How Lessons Learned During COVID Will Shape the Future of Early Cancer Detection

When COVID first started, the world scrambled to find ways to test for it, in an attempt to slow its spread across the globe. Initially, all efforts centered around using Next-Generation Sequencing (NGS) to determine its genetic make-up and identify its unique DNA markers. Once these markers were discovered, the race was then on to develop much faster, cheaper, and more scalable methods for testing for the virus, which was rapidly evolving into a pandemic. NGS, while instrumental in the discovery of these markers, required highly skilled lab operators and was just too expensive and slow to be deployed at the scale that was going to be needed for what was to come.

Another technology called Polymerase Chain Reaction (PCR) was far better suited to the task. It could be deployed in both lab and decentralized environments and was inexpensive and fast compared to NGS. Once the identifying markers for COVID-19 had been discovered using NGS, they could be converted into targets that could be detected using PCR. As almost everyone around the world has now experienced, PCR testing has become the norm for accurate, rapid, and low-cost COVID testing.

So, why can’t this approach be used to provide the same level of early detection for other diseases like cancer? Well, in the COVID case, to detect the virus only requires a saliva sample and less than a handful of targets or unique genetic markers to accurately identify it. For highly complex diseases like cancer, a blood sample, known as a liquid biopsy, and hundreds to thousands of targets are required to accurately identify it due to the large variability from person to person. There are also many different types of cancer, each with its own profile of targets that not only span across regions of DNA, but also RNA, proteins, and methylation sites. In addition, for cancer screening to be most effective, it needs to be able to detect the presence of the tumor when it is still at an early stage and not shedding much of its biological material into the patient’s bloodstream. That means that if you want to accurately find early-stage cancer, you need to be able to detect thousands of multi-omic targets in very small quantities. Currently, research as well as screening and testing for complex diseases like cancer are performed using NGS as there have been no other viable technology alternatives.

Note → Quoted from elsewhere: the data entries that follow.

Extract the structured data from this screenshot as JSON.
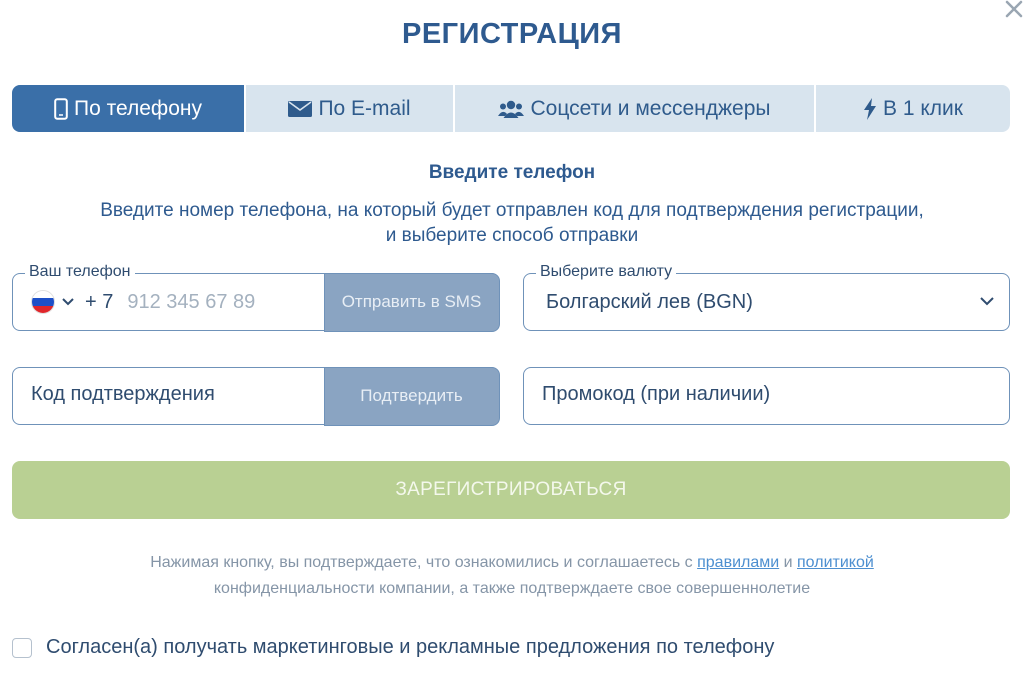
{
  "header": {
    "title": "РЕГИСТРАЦИЯ"
  },
  "tabs": [
    {
      "label": "По телефону",
      "icon": "phone-icon",
      "active": true
    },
    {
      "label": "По E-mail",
      "icon": "envelope-icon",
      "active": false
    },
    {
      "label": "Соцсети и мессенджеры",
      "icon": "users-icon",
      "active": false
    },
    {
      "label": "В 1 клик",
      "icon": "lightning-icon",
      "active": false
    }
  ],
  "form": {
    "subtitle": "Введите телефон",
    "description_line1": "Введите номер телефона, на который будет отправлен код для подтверждения регистрации,",
    "description_line2": "и выберите способ отправки",
    "phone": {
      "legend": "Ваш телефон",
      "prefix": "+ 7",
      "placeholder": "912 345 67 89",
      "send_button": "Отправить в SMS"
    },
    "currency": {
      "legend": "Выберите валюту",
      "value": "Болгарский лев (BGN)"
    },
    "code": {
      "placeholder": "Код подтверждения",
      "confirm_button": "Подтвердить"
    },
    "promo": {
      "placeholder": "Промокод (при наличии)"
    },
    "register_button": "ЗАРЕГИСТРИРОВАТЬСЯ",
    "terms": {
      "text_before": "Нажимая кнопку, вы подтверждаете, что ознакомились и соглашаетесь с ",
      "rules_link": "правилами",
      "and": " и ",
      "policy_link": "политикой",
      "line2": "конфиденциальности компании, а также подтверждаете свое совершеннолетие"
    },
    "consent_label": "Согласен(а) получать маркетинговые и рекламные предложения по телефону"
  },
  "colors": {
    "primary": "#2e5a8f",
    "active_tab": "#3a6fa8",
    "inactive_tab": "#d8e4ee",
    "register": "#b9d093",
    "side_button": "#8aa4c2",
    "link": "#4d8fd0"
  }
}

However, making early-stage cancer screening affordable and accessible to everyone in the way that COVID-19 testing has become, is now completely within reach.

Pleno: Realizing Digital Biology

Pleno Inc. is an early-stage San Diego startup company that is developing a platform that directly addresses this problem. Through its foundational technology called Digital Biology Processing, which combines innovative biochemistry with advanced digital signal processing techniques borrowed from telecoms, it is developing an instrument platform capable of accurately detecting many thousands of these multi-omic targets at high throughput and very low cost. The scalable instrument platform will initially be deployed in research and clinical labs, with a follow-on version being developed for distributed operation at near-patient hubs and retail clinics. MEC is excited to partner with Pleno in realizing a new future of digital biology where getting an annual early cancer screening becomes as easy as getting a flu shot.